Оправдано применение мышечных релаксантов. Лидером по эффективности в настоящее время является сирдалуд, препарат, обладающий спазмолитическим и аналгетическим свойствами. Он прерывает описанный выше порочный круг: боль—мышечный спазм—боль-мышечный спазм. Сирдалуд снижает повышенный тонус мышц как в альфа-, так и в гамма-моторной системах, не изменяя при этом сократительной способности мышц. Препарат также усиливает нисходящие антиноцицептивные влияния, реализующиеся через неопиоидную, в основном норадренергическую нейрональную систему. Существенно, что сирдалуд защищает слизистую оболочку желудка от действия нестероидных противовоспалительных средств, и при их одновременном назначении эффективность лечения значительно повышается. Рекомендуется назначать сирдалуд в течение всего острого периода, обычно от 5 до 10 дней в дозе от 6 до 8 мг в сутки. При радикулопатиях также показано проведение дегидратационной терапии. Обычно используются салуретики: гипотиазид, диакарб, фуросемид по 1 таблетке в день в течение всего острого периода на фоне одновременного назначения калийсодержащих препаратов. Тучным женщинам, склонным к отекам, не следует назначать салуретики из-за возможного выраженного эффекта отдачи или парадоксального эффекта. В подобных случаях применяется верошпирон по 2 таблетки 3 раза в сутки.
Рекомендуется назначение сосудистых препаратов, улучшающих микроциркуляцию (трентал, стугерон, кавинтон, теоникол) и способствующих улучшению венозного оттока (эуфиллин, эскузан, троксевазин). Особенно значимо назначение вазоактивных средств при радикулопатиях и компрессионно-ишемических невропатиях.
Существенную роль при лечении болей в спине имеют нефармакологические методы лечения: постизометрическая релаксация, мануальная терапия, точечный массаж, иглорефлексотерапия, физиотерапия (магнитотерапия, электрофорез, фонофорез, чрескожная электронейростимуляция).
Цель точечного массажа — размять до исчезновения болезненные мышечные уплотнения. Эта процедура без предварительной подготовки достаточно болезненна. Рекомендуется перед проведением точечного массажа втереть в мышцу анестезирующую мазь, или провести новокаиновую блокаду, или использовать аппликацию с димексидом, или провести орошение хлорэтилом. Давление на массируемую точку надо наращивать постепенно и начинать разминание болезненного мышечного уплотнения от краев к центру.

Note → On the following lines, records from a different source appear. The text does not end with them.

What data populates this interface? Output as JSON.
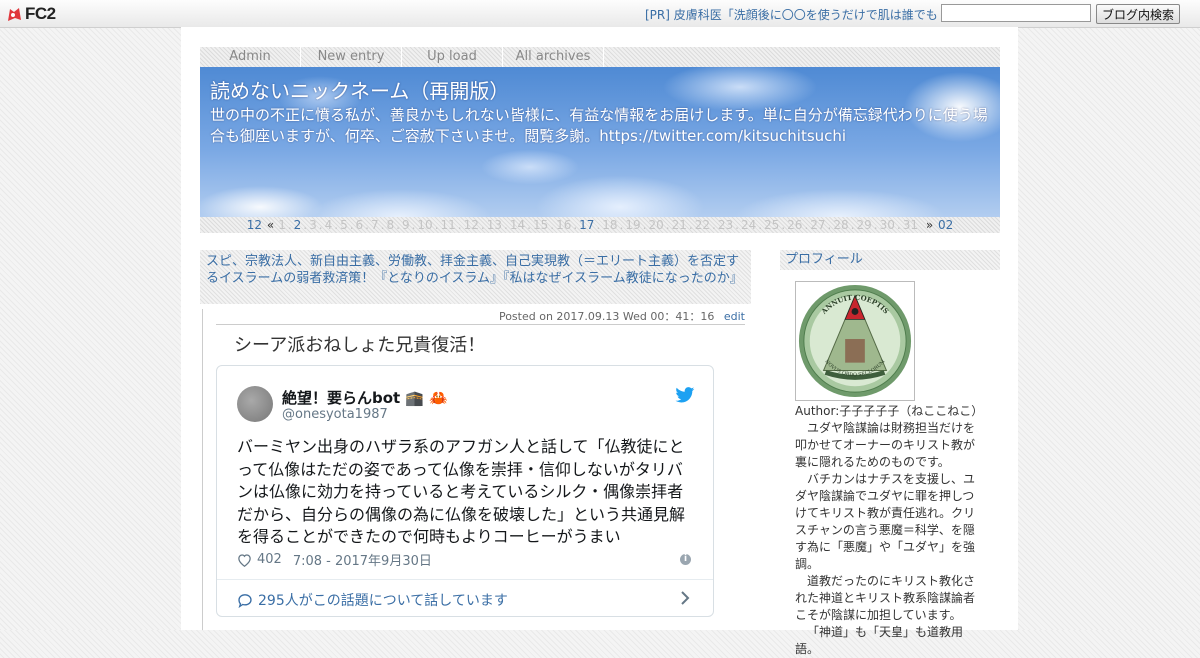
{
  "fc2bar": {
    "logo_text": "FC2",
    "pr_text": "[PR] 皮膚科医「洗顔後に〇〇を使うだけで肌は誰でも",
    "search_placeholder": "",
    "search_button": "ブログ内検索"
  },
  "nav": {
    "items": [
      {
        "label": "Admin"
      },
      {
        "label": "New entry"
      },
      {
        "label": "Up load"
      },
      {
        "label": "All archives"
      }
    ]
  },
  "header": {
    "title": "読めないニックネーム（再開版）",
    "description": "世の中の不正に憤る私が、善良かもしれない皆様に、有益な情報をお届けします。単に自分が備忘録代わりに使う場合も御座いますが、何卒、ご容赦下さいませ。閲覧多謝。https://twitter.com/kitsuchitsuchi"
  },
  "calendar": {
    "prev_month": "12",
    "prev_sym": "«",
    "days": [
      "1",
      "2",
      "3",
      "4",
      "5",
      "6",
      "7",
      "8",
      "9",
      "10",
      "11",
      "12",
      "13",
      "14",
      "15",
      "16",
      "17",
      "18",
      "19",
      "20",
      "21",
      "22",
      "23",
      "24",
      "25",
      "26",
      "27",
      "28",
      "29",
      "30",
      "31"
    ],
    "linked_days": [
      "2",
      "17"
    ],
    "next_sym": "»",
    "next_month": "02"
  },
  "entry": {
    "title": "スピ、宗教法人、新自由主義、労働教、拝金主義、自己実現教（＝エリート主義）を否定するイスラームの弱者救済策！『となりのイスラム』『私はなぜイスラーム教徒になったのか』",
    "posted": "Posted on 2017.09.13 Wed 00：41：16",
    "edit_label": "edit",
    "body_title": "シーア派おねしょた兄貴復活！"
  },
  "tweet": {
    "name": "絶望！要らんbot 🕋 🦀",
    "handle": "@onesyota1987",
    "text": "バーミヤン出身のハザラ系のアフガン人と話して「仏教徒にとって仏像はただの姿であって仏像を崇拝・信仰しないがタリバンは仏像に効力を持っていると考えているシルク・偶像崇拝者だから、自分らの偶像の為に仏像を破壊した」という共通見解を得ることができたので何時もよりコーヒーがうまい",
    "likes": "402",
    "timestamp": "7:08 - 2017年9月30日",
    "conversation": "295人がこの話題について話しています",
    "colors": {
      "link": "#1da1f2",
      "text": "#14171a",
      "muted": "#657786"
    }
  },
  "sidebar": {
    "profile_heading": "プロフィール",
    "seal_text_top": "ANNUIT COEPTIS",
    "seal_text_bottom": "NOVUS ORDO SECLORUM",
    "author_label": "Author:子子子子子（ねここねこ）",
    "paragraphs": [
      "ユダヤ陰謀論は財務担当だけを叩かせてオーナーのキリスト教が裏に隠れるためのものです。",
      "バチカンはナチスを支援し、ユダヤ陰謀論でユダヤに罪を押しつけてキリスト教が責任逃れ。クリスチャンの言う悪魔＝科学、を隠す為に「悪魔」や「ユダヤ」を強調。",
      "道教だったのにキリスト教化された神道とキリスト教系陰謀論者こそが陰謀に加担しています。",
      "「神道」も「天皇」も道教用語。"
    ]
  }
}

Мануальная терапия безусловно является одним из основных методов лечения. Она должна проводиться исключительно специалистом, желательно применение щадящих методик (по разработкам одного из основоположников мануальной терапии — K. Lewit). Однако существуют четкие и достаточно обширные противопоказания к применению мануальной терапии в остром периоде: наличие верифицированного радикулярного или радикуломиелоишемического поражения, возрастной выраженный спондилез, остеопороз, нестабильность позвонково-двигательного сегмента со спондилолистезом.